Araújo. Mal en la coordinación defensiva con Lenglet en el primer gol, luego se repuso y jugó un partidazo. Con jerarquía.

Lenglet. Una vez más, cándido en la jugada del 1-0 contra Iñaki Williams. En lugar de cederle la derecha, se venció y fue driblado por el delantero, que hizo el gol con facilidad. Luego, hizo que le sacaran una tarjeta absurda que le impedirá jugar en Granada. Los errores de bulto condenan partidos en los que luego, en líneas generales, está mejor.

Alba. Lo de siempre. Para arriba, bien. Atrás tiene muchos problemas. Físicamente ya no puede volver al mismo ritmo que sube. En campo rival tiene criterio para jugar e intuye muy bien las acciones. Es su doble cara

Busquets. Pésimo inicio de partido. Dejó un océano de espacios entre líneas. Cuando el Barça se juntó, mejoró algo y acabó estable en su posición habitual.

De Jong. Bien. Valiente, como se le pide, para creer en la acción del 1-1. Una acción en la que sólo él creyó con un desmarque que nadie de la defensa del Athletic quiso seguir. Pero eso se le pide, pisar el área rival, ser más decisivo.

Pedri. Partido catedralicio del canario, que marcó el primer gol, asistió a Messi en el segundo y movió al equipo con ese ritmo tan suyo que le ha convertido en el jugador de moda del Barcelona.

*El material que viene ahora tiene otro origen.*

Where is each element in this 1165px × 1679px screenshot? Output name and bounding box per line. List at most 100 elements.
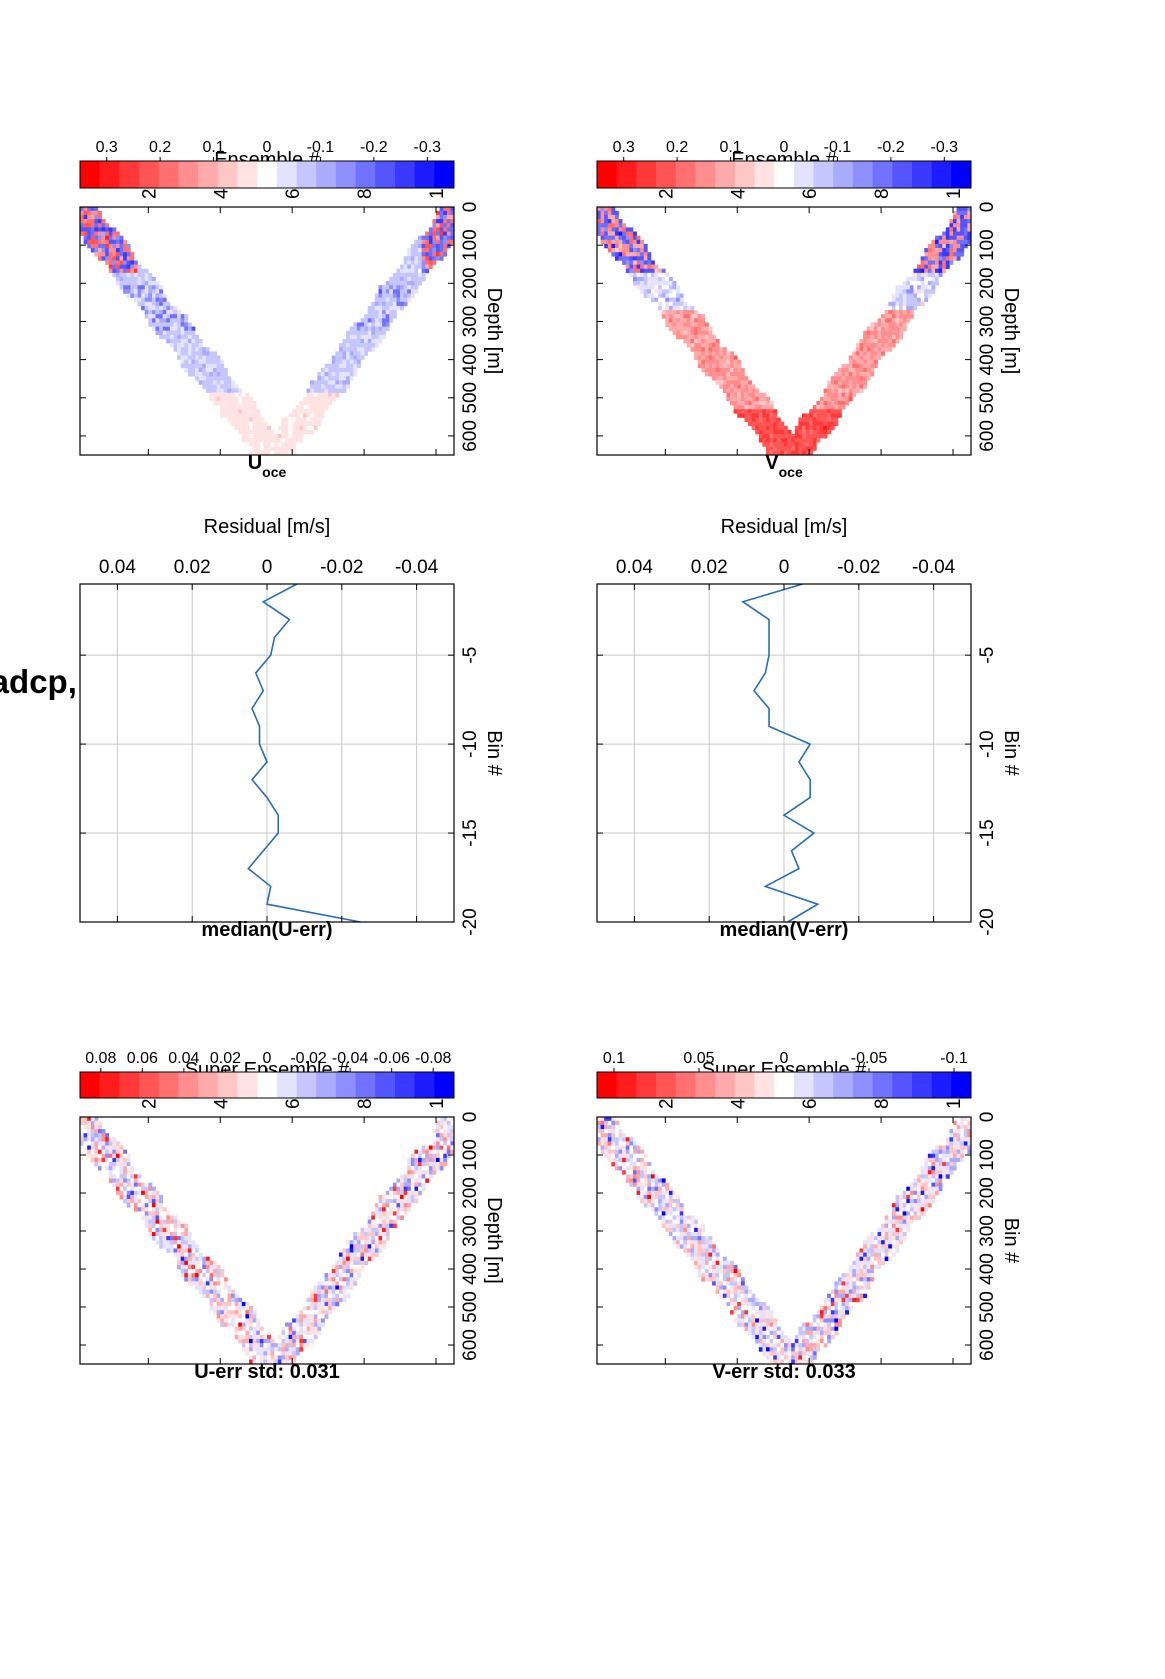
heatmap-cell <box>895 293 900 298</box>
heatmap-cell <box>607 1137 612 1142</box>
heatmap-cell <box>374 1252 379 1257</box>
heatmap-cell <box>371 1211 376 1216</box>
heatmap-cell <box>683 1236 688 1241</box>
heatmap-cell <box>622 223 627 228</box>
heatmap-cell <box>241 417 246 422</box>
heatmap-cell <box>432 1157 437 1163</box>
heatmap-cell <box>112 1149 117 1155</box>
heatmap-cell <box>389 1227 394 1233</box>
heatmap-cell <box>270 1339 275 1344</box>
heatmap-cell <box>137 297 142 303</box>
heatmap-cell <box>942 1145 947 1150</box>
heatmap-cell <box>909 272 914 278</box>
colorbar-swatch <box>616 1072 637 1098</box>
heatmap-cell <box>202 376 207 381</box>
heatmap-cell <box>450 239 455 245</box>
heatmap-cell <box>252 434 257 439</box>
heatmap-cell <box>360 338 365 344</box>
heatmap-cell <box>331 384 336 389</box>
heatmap-cell <box>881 326 885 331</box>
heatmap-cell <box>704 1240 709 1245</box>
heatmap-cell <box>141 305 146 311</box>
heatmap-cell <box>292 1318 297 1323</box>
heatmap-cell <box>403 293 408 298</box>
heatmap-cell <box>115 1157 120 1163</box>
heatmap-cell <box>378 322 383 327</box>
heatmap-cell <box>704 355 709 360</box>
heatmap-cell <box>94 1116 99 1122</box>
heatmap-cell <box>209 351 214 356</box>
heatmap-cell <box>360 1231 365 1237</box>
heatmap-cell <box>392 1219 397 1225</box>
heatmap-cell <box>877 1236 882 1241</box>
heatmap-cell <box>428 248 433 253</box>
heatmap-cell <box>292 1326 297 1332</box>
heatmap-cell <box>374 1215 379 1220</box>
heatmap-cell <box>392 1194 397 1200</box>
heatmap-cell <box>643 281 648 286</box>
heatmap-cell <box>191 355 196 360</box>
heatmap-cell <box>805 417 810 422</box>
heatmap-cell <box>331 392 336 398</box>
colorbar-tick-label: -0.04 <box>332 1050 369 1067</box>
heatmap-cell <box>241 1322 246 1327</box>
heatmap-cell <box>385 301 390 307</box>
heatmap-cell <box>281 1326 286 1332</box>
heatmap-cell <box>159 322 164 327</box>
heatmap-cell <box>888 1240 893 1245</box>
heatmap-cell <box>683 301 688 307</box>
heatmap-cell <box>335 376 340 381</box>
heatmap-cell <box>130 1203 135 1208</box>
heatmap-cell <box>259 446 264 451</box>
heatmap-cell <box>960 1161 965 1167</box>
heatmap-cell <box>378 301 383 307</box>
heatmap-cell <box>751 1301 756 1307</box>
heatmap-cell <box>643 1166 648 1171</box>
heatmap-cell <box>436 243 440 249</box>
heatmap-cell <box>888 1256 893 1262</box>
heatmap-cell <box>895 1211 900 1216</box>
heatmap-cell <box>338 351 343 356</box>
heatmap-cell <box>169 1240 174 1245</box>
heatmap-cell <box>690 318 695 323</box>
heatmap-cell <box>436 1133 440 1138</box>
heatmap-cell <box>130 293 135 298</box>
heatmap-cell <box>231 1314 235 1319</box>
heatmap-cell <box>690 1252 695 1257</box>
heatmap-cell <box>632 1145 637 1150</box>
heatmap-cell <box>740 413 745 418</box>
heatmap-cell <box>396 289 401 294</box>
heatmap-cell <box>151 310 156 315</box>
heatmap-cell <box>762 429 767 435</box>
heatmap-cell <box>697 322 702 327</box>
heatmap-cell <box>708 343 713 348</box>
heatmap-cell <box>708 1273 713 1278</box>
heatmap-cell <box>338 1256 343 1262</box>
heatmap-cell <box>396 1207 401 1212</box>
heatmap-cell <box>827 392 832 398</box>
heatmap-cell <box>665 1190 670 1196</box>
heatmap-cell <box>338 1269 343 1274</box>
heatmap-cell <box>737 1281 742 1286</box>
heatmap-cell <box>389 281 394 286</box>
heatmap-cell <box>891 1252 896 1257</box>
heatmap-cell <box>184 318 189 323</box>
heatmap-cell <box>205 1297 210 1303</box>
heatmap-cell <box>270 1359 275 1364</box>
heatmap-cell <box>949 1137 954 1142</box>
heatmap-cell <box>374 1231 379 1237</box>
heatmap-cell <box>622 248 627 253</box>
heatmap-cell <box>105 235 110 241</box>
heatmap-cell <box>317 405 322 410</box>
heatmap-cell <box>378 334 383 340</box>
heatmap-cell <box>924 1182 929 1187</box>
heatmap-cell <box>744 417 749 422</box>
heatmap-cell <box>450 1141 455 1146</box>
heatmap-cell <box>378 1211 383 1216</box>
heatmap-cell <box>848 392 853 398</box>
heatmap-cell <box>421 1174 426 1179</box>
heatmap-cell <box>320 367 325 373</box>
heatmap-cell <box>130 268 135 274</box>
heatmap-cell <box>112 248 117 253</box>
heatmap-cell <box>180 347 185 352</box>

Dembélé. Un jugador apasionante. Juega a tanta velocidad que cuando se quiere tomar un descanso y para, todos se temen lo peor. Aunque mezcla aciertos con errores de manera impenitente, esta vez pesaron más las buenas acciones. Y, sobre todo, que animó al equipo a meterle ritmo cuando perdía 1-0.

Messi. Su abrazo a Pedri, pero sobre todo su sonrisa de satisfacción, recordó tiempos lejanos con otros socios que le hicieron grande. Fue metiéndose poco a poco en el partido y pudo terminarlo con cuatro goles, ya que remató dos veces a los poste y se le anuló un gol. Si fue su última vez en San Mamés, fue espectacular.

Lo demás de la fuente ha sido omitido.